Ich bin in meiner Abschlussarbeit für die Ausbildung zum Business-Coach der Frage nachgegangen, wie viel Wahrheit in den weit verbreiteten Aussagen über die Generation Z steckt. Dazu habe ich hunderte Social-Media-Beiträge analysiert, das direkte Gespräch mit der Gen Z gesucht und Business-Coachings durchgeführt.

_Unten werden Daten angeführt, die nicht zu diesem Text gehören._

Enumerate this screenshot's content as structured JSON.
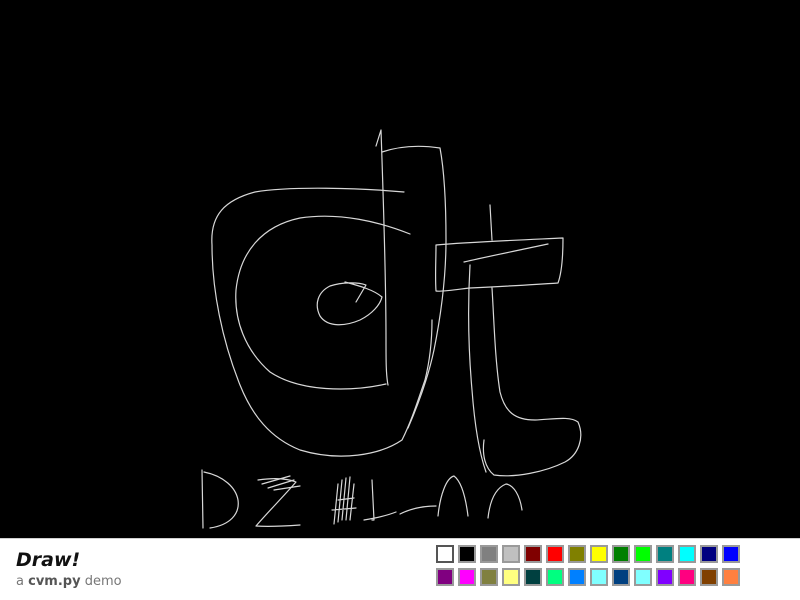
{
  "app": {
    "title": "Draw!",
    "subtitle_prefix": "a ",
    "subtitle_lib": "cvm.py",
    "subtitle_suffix": " demo"
  },
  "canvas": {
    "background": "#000000",
    "stroke_color": "#d8d8d8"
  },
  "palette": {
    "selected_index": 0,
    "colors": [
      "#ffffff",
      "#000000",
      "#808080",
      "#c0c0c0",
      "#800000",
      "#ff0000",
      "#808000",
      "#ffff00",
      "#008000",
      "#00ff00",
      "#008080",
      "#00ffff",
      "#000080",
      "#0000ff",
      "#800080",
      "#ff00ff",
      "#808040",
      "#ffff80",
      "#004040",
      "#00ff80",
      "#0080ff",
      "#80ffff",
      "#004080",
      "#80ffff",
      "#8000ff",
      "#ff0080",
      "#804000",
      "#ff8040"
    ]
  }
}
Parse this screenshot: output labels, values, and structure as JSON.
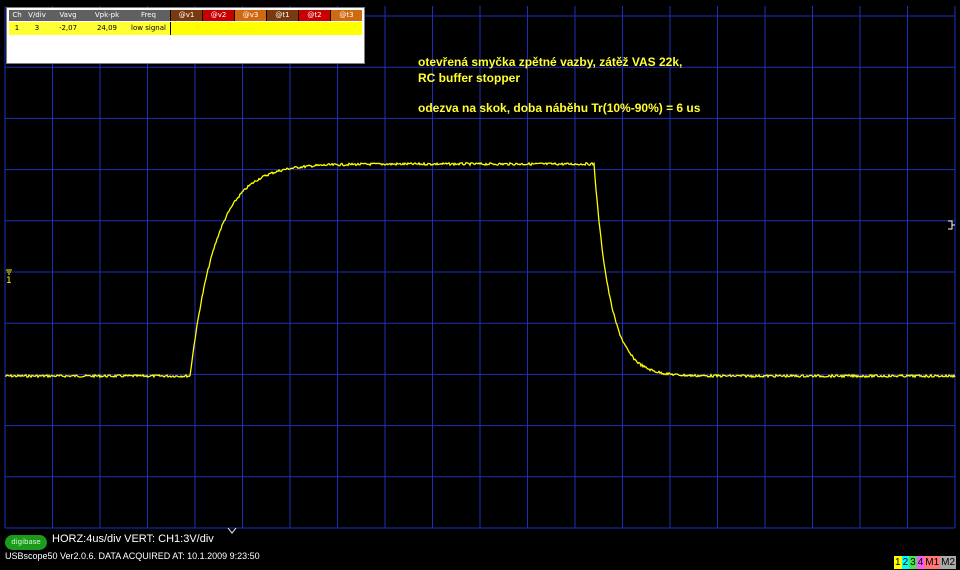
{
  "measurements": {
    "headers": [
      "Ch",
      "V/div",
      "Vavg",
      "Vpk-pk",
      "Freq"
    ],
    "row": [
      "1",
      "3",
      "-2,07",
      "24,09",
      "low signal"
    ],
    "cursor_headers": [
      "@v1",
      "@v2",
      "@v3",
      "@t1",
      "@t2",
      "@t3"
    ],
    "cursor_colors": [
      "#7a3a10",
      "#c80000",
      "#d06a10",
      "#7a3a10",
      "#c80000",
      "#d06a10"
    ]
  },
  "annotations": {
    "line1": "otevřená smyčka zpětné vazby, zátěž VAS 22k,",
    "line2": "RC buffer stopper",
    "line3": "odezva na skok, doba náběhu Tr(10%-90%) = 6 us"
  },
  "scope": {
    "trace_color": "#ffff00",
    "grid_color": "#1d2fb8",
    "horz_scale": "4us/div",
    "vert_scale": "3V/div",
    "scale_readout": "HORZ:4us/div VERT: CH1:3V/div",
    "logo_text": "digibase",
    "status": "USBscope50 Ver2.0.6.   DATA ACQUIRED AT: 10.1.2009 9:23:50",
    "channel_buttons": [
      {
        "label": "1",
        "color": "#ffff00"
      },
      {
        "label": "2",
        "color": "#00ffff"
      },
      {
        "label": "3",
        "color": "#4de14d"
      },
      {
        "label": "4",
        "color": "#ff55ff"
      },
      {
        "label": "M1",
        "color": "#ff7777"
      },
      {
        "label": "M2",
        "color": "#aaaaaa"
      }
    ]
  }
}
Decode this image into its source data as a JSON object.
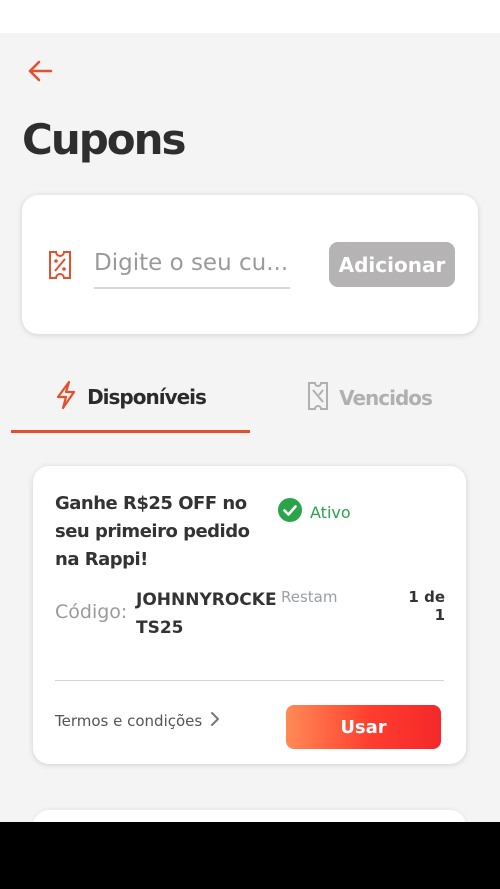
{
  "header": {
    "back_icon": "arrow-left-icon",
    "title": "Cupons"
  },
  "coupon_input": {
    "icon": "coupon-ticket-icon",
    "value": "",
    "placeholder": "Digite o seu cu...",
    "add_label": "Adicionar"
  },
  "tabs": [
    {
      "label": "Disponíveis",
      "icon": "lightning-icon",
      "active": true
    },
    {
      "label": "Vencidos",
      "icon": "expired-ticket-icon",
      "active": false
    }
  ],
  "coupons": [
    {
      "title": "Ganhe R$25 OFF no seu primeiro pedido na Rappi!",
      "status": "Ativo",
      "status_icon": "check-circle-icon",
      "code_label": "Código:",
      "code": "JOHNNYROCKETS25",
      "remaining_label": "Restam",
      "remaining_value": "1 de 1",
      "terms_label": "Termos e condições",
      "use_label": "Usar"
    }
  ],
  "colors": {
    "accent": "#e3502d",
    "success": "#2aa34b",
    "disabled_button": "#b5b3b3",
    "background": "#f4f4f4",
    "use_gradient_start": "#ff8a55",
    "use_gradient_end": "#f4282b"
  }
}
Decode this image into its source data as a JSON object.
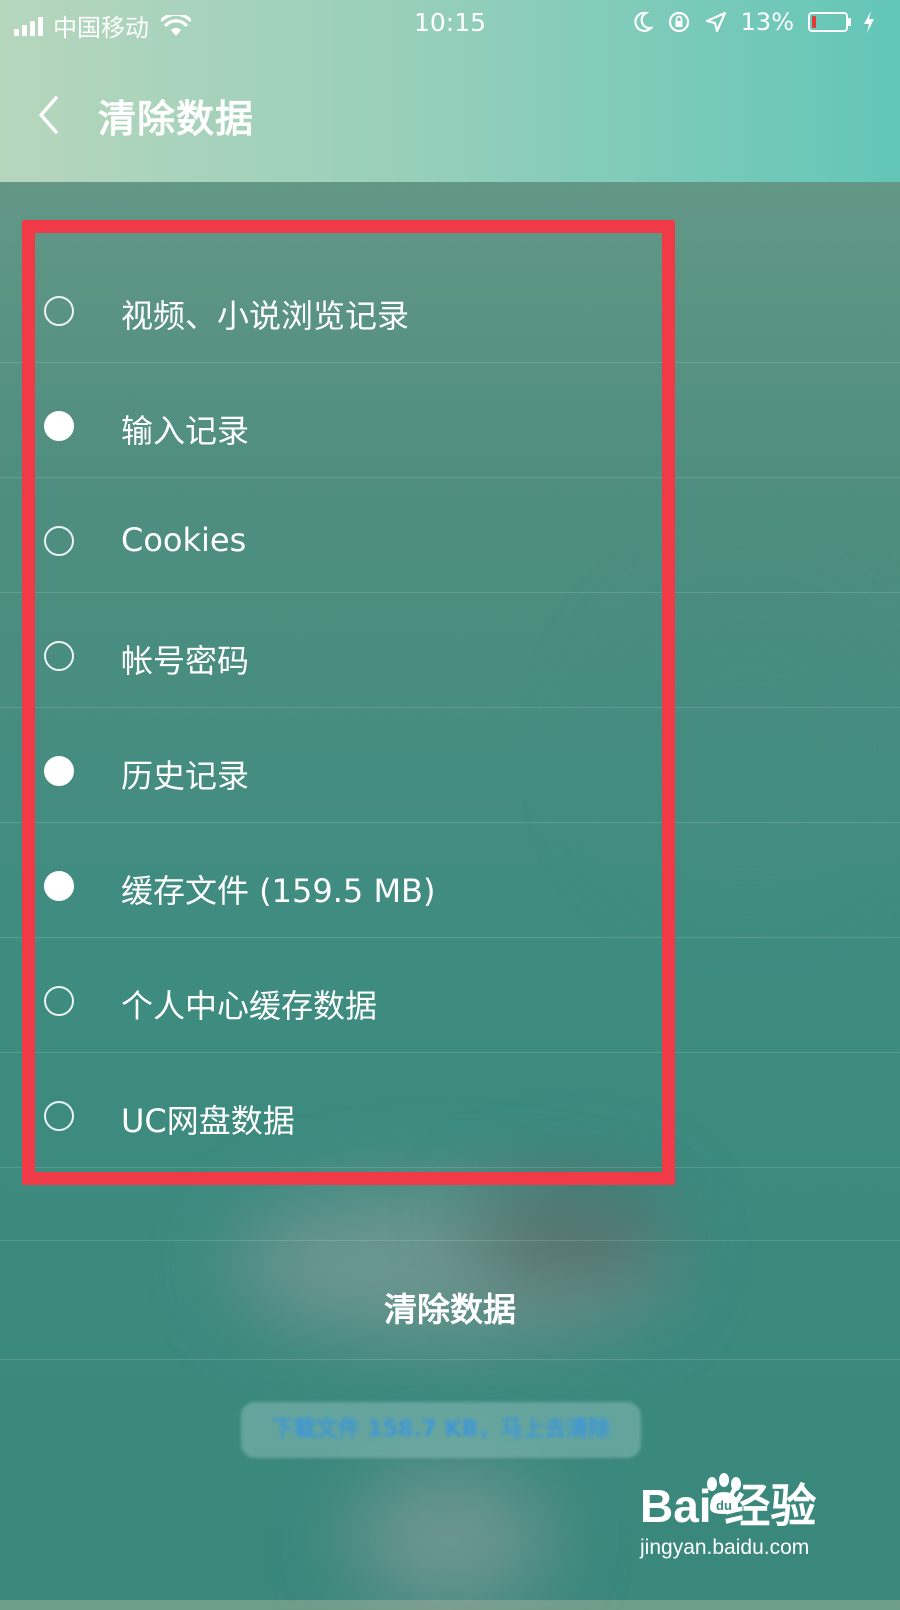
{
  "status_bar": {
    "carrier": "中国移动",
    "time": "10:15",
    "battery_percent": "13%",
    "battery_level": 0.13
  },
  "header": {
    "title": "清除数据"
  },
  "options": [
    {
      "label": "视频、小说浏览记录",
      "checked": false
    },
    {
      "label": "输入记录",
      "checked": true
    },
    {
      "label": "Cookies",
      "checked": false
    },
    {
      "label": "帐号密码",
      "checked": false
    },
    {
      "label": "历史记录",
      "checked": true
    },
    {
      "label": "缓存文件 (159.5 MB)",
      "checked": true
    },
    {
      "label": "个人中心缓存数据",
      "checked": false
    },
    {
      "label": "UC网盘数据",
      "checked": false
    }
  ],
  "actions": {
    "clear_label": "清除数据",
    "download_notice": "下载文件 158.7 KB，马上去清除"
  },
  "watermark": {
    "logo": "Bai  经验",
    "url": "jingyan.baidu.com"
  },
  "colors": {
    "highlight_border": "#f13a48",
    "battery_low": "#e03a3a",
    "notice_text": "#3f97d6"
  }
}
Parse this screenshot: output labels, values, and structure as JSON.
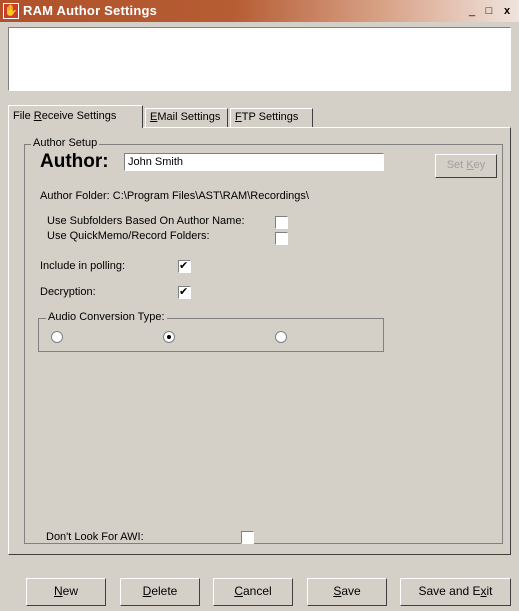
{
  "window": {
    "title": "RAM Author Settings",
    "icon": "app-hand-icon",
    "min_label": "_",
    "max_label": "□",
    "close_label": "x"
  },
  "tabs": [
    {
      "pre": "File ",
      "key": "R",
      "post": "eceive Settings"
    },
    {
      "pre": "",
      "key": "E",
      "post": "Mail Settings"
    },
    {
      "pre": "",
      "key": "F",
      "post": "TP Settings"
    }
  ],
  "author_setup": {
    "group_label": "Author Setup",
    "author_label": "Author:",
    "author_value": "John Smith",
    "set_key": {
      "pre": "Set ",
      "key": "K",
      "post": "ey"
    },
    "folder_text": "Author Folder: C:\\Program Files\\AST\\RAM\\Recordings\\",
    "use_subfolders_label": "Use Subfolders Based On Author Name:",
    "use_subfolders_checked": false,
    "use_quickmemo_label": "Use QuickMemo/Record Folders:",
    "use_quickmemo_checked": false,
    "include_polling_label": "Include in polling:",
    "include_polling_checked": true,
    "decryption_label": "Decryption:",
    "decryption_checked": true,
    "audio_conversion_label": "Audio Conversion Type:",
    "audio_selected_index": 1,
    "dont_look_label": "Don't Look For AWI:",
    "dont_look_checked": false
  },
  "buttons": [
    {
      "pre": "",
      "key": "N",
      "post": "ew"
    },
    {
      "pre": "",
      "key": "D",
      "post": "elete"
    },
    {
      "pre": "",
      "key": "C",
      "post": "ancel"
    },
    {
      "pre": "",
      "key": "S",
      "post": "ave"
    },
    {
      "pre": "Save and E",
      "key": "x",
      "post": "it"
    }
  ]
}
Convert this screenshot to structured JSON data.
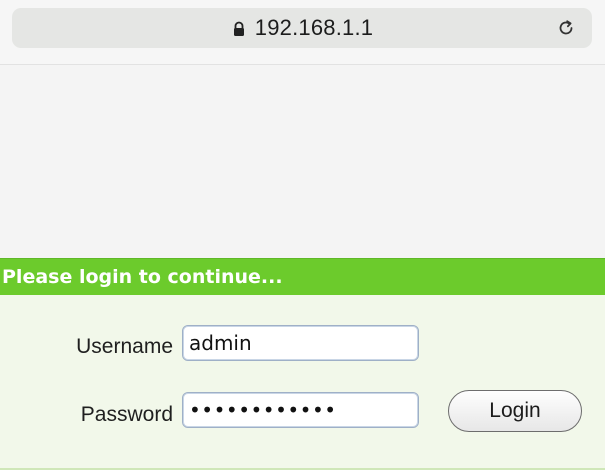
{
  "browser": {
    "url": "192.168.1.1",
    "lock_icon": "lock-icon",
    "reload_icon": "reload-icon"
  },
  "login": {
    "banner": "Please login to continue...",
    "username_label": "Username",
    "username_value": "admin",
    "password_label": "Password",
    "password_value": "************",
    "login_button": "Login"
  },
  "colors": {
    "banner_bg": "#6ccb2c",
    "form_bg": "#f2f8ea"
  }
}
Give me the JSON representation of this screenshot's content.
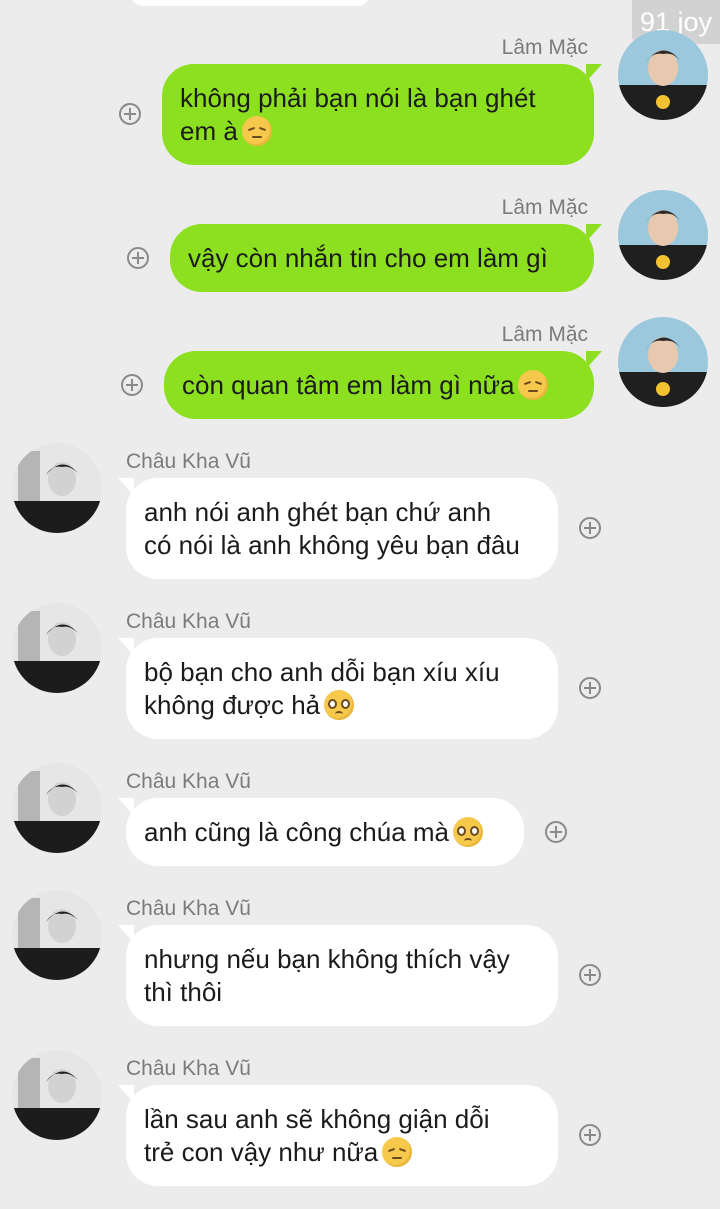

Dabei stach ein Merkmal besonders hervor: die Unverbindlichkeit dieser Generation. In meinen Coachings zeigte sich, dass ein Großteil von ihnen nach neuen Jobmöglichkeiten sucht, und das, obwohl niemand "unzufrieden" oder gar "sehr unzufrieden" in der aktuellen Position ist! Der Wunsch nach Jobwechsel zieht sich wie ein roter Faden durch alle Gespräche und bestätigt den oft genannten Drang dieser Generation, stets am Sprung zu sein.
Gleichzeitig hatte ich den Eindruck, dass es den meisten gar nicht so sehr um den Jobwechsel an sich geht, sondern vielmehr darum, dass sie wenig Skills haben, ihre Anliegen im aktuellen Arbeitsumfeld aktiv anzupacken. Überraschend fand ich dabei auch die verbreitete Haltung, Probleme würden sich von selbst lösen – eine Art stiller Optimismus, der manchmal an der Bereitschaft vorbeigeht, aktiv anzupacken.
Im Coaching sehe ich meine Aufgabe daher darin, diese jungen Menschen zu stärken, ihre Anliegen am Arbeitsplatz klar und selbstbewusst zu formulieren und Lösungswege zu finden, anstatt rasch einen Wechsel anzustreben. Sie sollen ermutigt werden, die alltäglichen Herausforderungen am Arbeitsplatz konstruktiv anzugehen.